Alors que la spéculation allait bon train avant la sortie du texte officiel, la loi de finance complémentaire 2010 (LFC), adoptée le 25 août, confirme et renforce la volonté des autorités algériennes d’encadrer et de placer sous haute surveillance les investisseurs étrangers. Un protectionnisme économique amorcé par l’État en 2008 et qui rejaillit sur les 14 banques étrangères installées sur le territoire.
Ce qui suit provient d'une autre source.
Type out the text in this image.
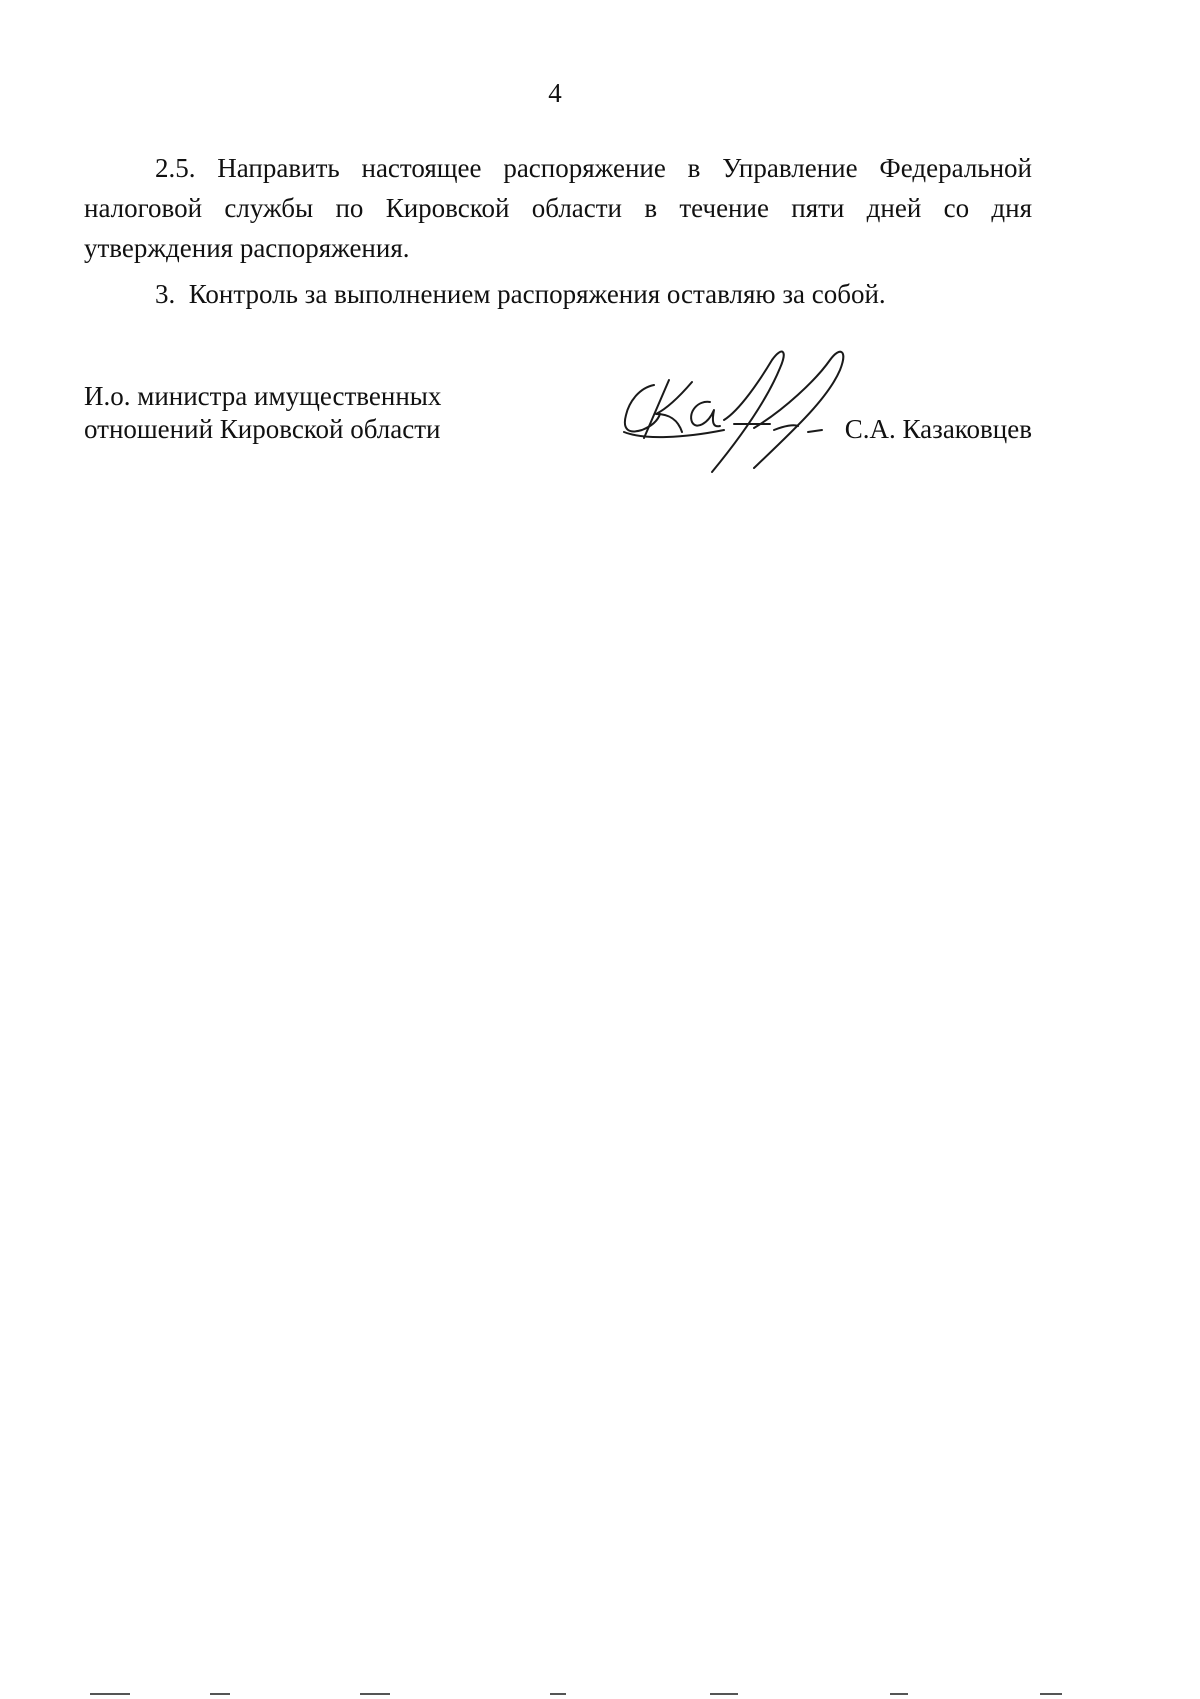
4

2.5. Направить настоящее распоряжение в Управление Федеральной налоговой службы по Кировской области в течение пяти дней со дня утверждения распоряжения.

3.  Контроль за выполнением распоряжения оставляю за собой.

И.о. министра имущественных
отношений Кировской области	С.А. Казаковцев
Déjà, la LFC 2009 avait imposé l’obligation, pour toute nouvelle société lancée par des investisseurs étrangers, d’avoir un actionnariat local majoritaire (51 % du capital). La mesure a fait couler beaucoup d’encre. Mais le législateur a réaffirmé ce principe pour le seul secteur bancaire dans la LFC 2010. Il est vrai que les textes régulant le marché financier n’avaient pas été mis à jour entre-temps…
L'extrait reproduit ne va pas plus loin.